The
answers we find,
Are
never what we had in mind. Nine Days
Boone always knew what he wanted in life - stability, order and a path. Shannon flitted about, making it harder for him to follow that path. Every time he thought he could relax into his job, his latest girlfriend; His mother would call with a job for him, to save his sister from the new villain. He never got to live the life that he had worked so hard for, because she wouldn't let him.
He saw that now, saw that she knew that once he descended into the corporate world she wouldn't hold the same power over him. There would be people that he had to please more then just his sister - she needed him to please her, to help her, to make her feel whole.
She used him, but he used her just as much. He needed her just as desperately as she needed him back. A mismatched pair that over time grew into a dynamic that was integral to both but healthy to neither.
He hated her most of the time, hated the power she had over him, unlike that of just family, more then just a girl - she knew him like a broken book that always opened to the same page. The hate was easy, simple; to hate her for wreaking the plans that he had. For her ability to turn anything he had on a head just by showing up.
Now she's can't escape, and he can't descend to save her; they are playing with the same deck of cards on the Island. Equal division, her hand matches his. There was a period, when she was his ideal - the only girl that would play with him, not tease him. His girlfriends always looked like her, but it was LA most of the girls were waifish and blond. She never dated anyone like him, always large and strong; blond hair and brown eyes. Whatever he did well, she spit on - whatever she loved, he eyed with contempt but then secretly adored.
He always thought that this push and pull was because he was her sister, and that it was her father that died. Love, the type not between family, never crossed his mind before she whispered it with wine on her tongue, spilling sweetened words into his soft mind.
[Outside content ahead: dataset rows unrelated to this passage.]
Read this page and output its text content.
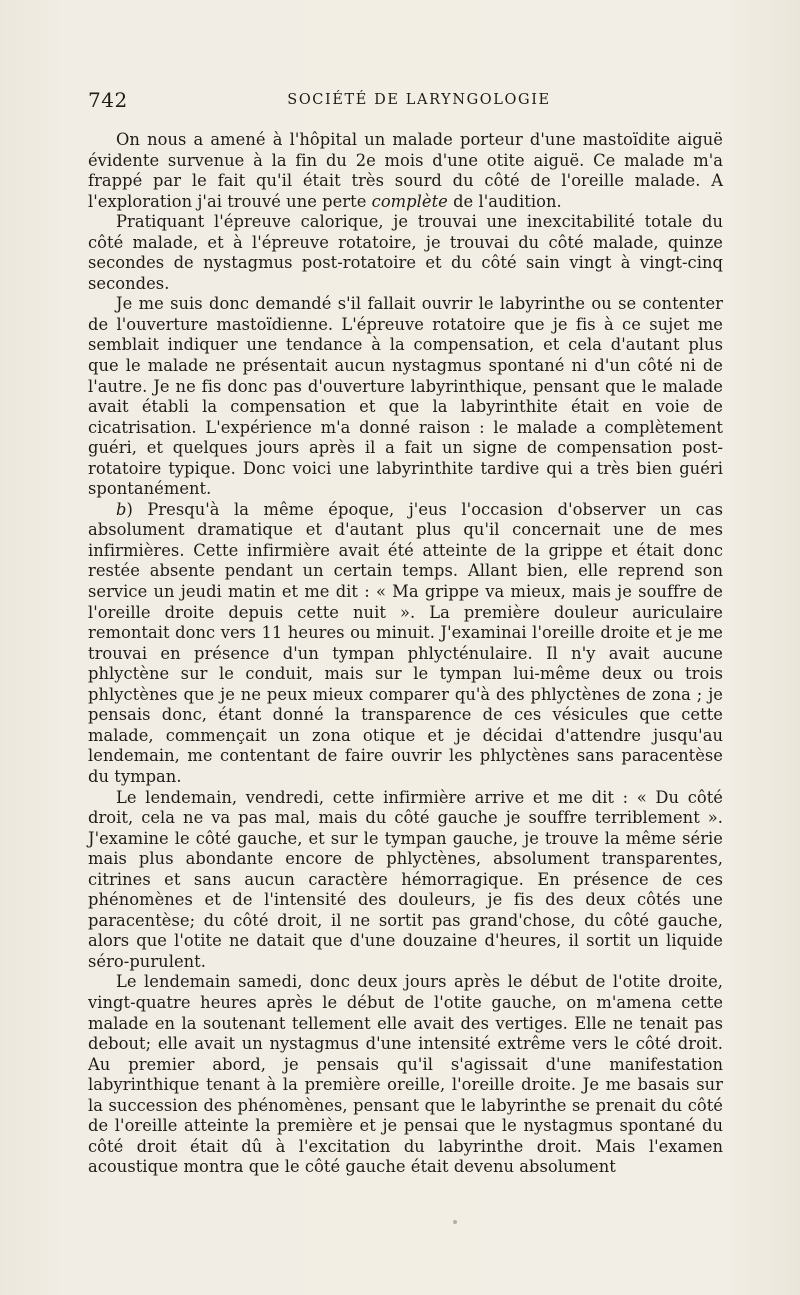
742	SOCIÉTÉ DE LARYNGOLOGIE

On nous a amené à l'hôpital un malade porteur d'une mastoïdite aiguë évidente survenue à la fin du 2e mois d'une otite aiguë. Ce malade m'a frappé par le fait qu'il était très sourd du côté de l'oreille malade. A l'exploration j'ai trouvé une perte complète de l'audition.

Pratiquant l'épreuve calorique, je trouvai une inexcitabilité totale du côté malade, et à l'épreuve rotatoire, je trouvai du côté malade, quinze secondes de nystagmus post-rotatoire et du côté sain vingt à vingt-cinq secondes.

Je me suis donc demandé s'il fallait ouvrir le labyrinthe ou se contenter de l'ouverture mastoïdienne. L'épreuve rotatoire que je fis à ce sujet me semblait indiquer une tendance à la compensation, et cela d'autant plus que le malade ne présentait aucun nystagmus spontané ni d'un côté ni de l'autre. Je ne fis donc pas d'ouverture labyrinthique, pensant que le malade avait établi la compensation et que la labyrinthite était en voie de cicatrisation. L'expérience m'a donné raison : le malade a complètement guéri, et quelques jours après il a fait un signe de compensation post-rotatoire typique. Donc voici une labyrinthite tardive qui a très bien guéri spontanément.

b) Presqu'à la même époque, j'eus l'occasion d'observer un cas absolument dramatique et d'autant plus qu'il concernait une de mes infirmières. Cette infirmière avait été atteinte de la grippe et était donc restée absente pendant un certain temps. Allant bien, elle reprend son service un jeudi matin et me dit : « Ma grippe va mieux, mais je souffre de l'oreille droite depuis cette nuit ». La première douleur auriculaire remontait donc vers 11 heures ou minuit. J'examinai l'oreille droite et je me trouvai en présence d'un tympan phlycténulaire. Il n'y avait aucune phlyctène sur le conduit, mais sur le tympan lui-même deux ou trois phlyctènes que je ne peux mieux comparer qu'à des phlyctènes de zona ; je pensais donc, étant donné la transparence de ces vésicules que cette malade, commençait un zona otique et je décidai d'attendre jusqu'au lendemain, me contentant de faire ouvrir les phlyctènes sans paracentèse du tympan.

Le lendemain, vendredi, cette infirmière arrive et me dit : « Du côté droit, cela ne va pas mal, mais du côté gauche je souffre terriblement ». J'examine le côté gauche, et sur le tympan gauche, je trouve la même série mais plus abondante encore de phlyctènes, absolument transparentes, citrines et sans aucun caractère hémorragique. En présence de ces phénomènes et de l'intensité des douleurs, je fis des deux côtés une paracentèse; du côté droit, il ne sortit pas grand'chose, du côté gauche, alors que l'otite ne datait que d'une douzaine d'heures, il sortit un liquide séro-purulent.

Le lendemain samedi, donc deux jours après le début de l'otite droite, vingt-quatre heures après le début de l'otite gauche, on m'amena cette malade en la soutenant tellement elle avait des vertiges. Elle ne tenait pas debout; elle avait un nystagmus d'une intensité extrême vers le côté droit. Au premier abord, je pensais qu'il s'agissait d'une manifestation labyrinthique tenant à la première oreille, l'oreille droite. Je me basais sur la succession des phénomènes, pensant que le labyrinthe se prenait du côté de l'oreille atteinte la première et je pensai que le nystagmus spontané du côté droit était dû à l'excitation du labyrinthe droit. Mais l'examen acoustique montra que le côté gauche était devenu absolument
She was a siren, she sang and all the men were entranced. Control was everything; the moment her lips slid over his skin - he lost his and she gain hers.
It was all a game to her, just like the ones that they played as children; there was no dice or spinner, just the feel of her fingers on his back. She played him like she was born to do it, like she was burning from within to see him fall.
The fall from grace happened; he had landed in a purgatory, where he could never escape his sin, and she would never let him forget. Everyday was knives at his throat and daggers though his heart; but he could never leave, he could never atone. Not in a place like this, not with her siren's song every night, calling to him in his sleep.
Sin was a mark branded on his flesh like the bruises left in the wake of her gripping fingers.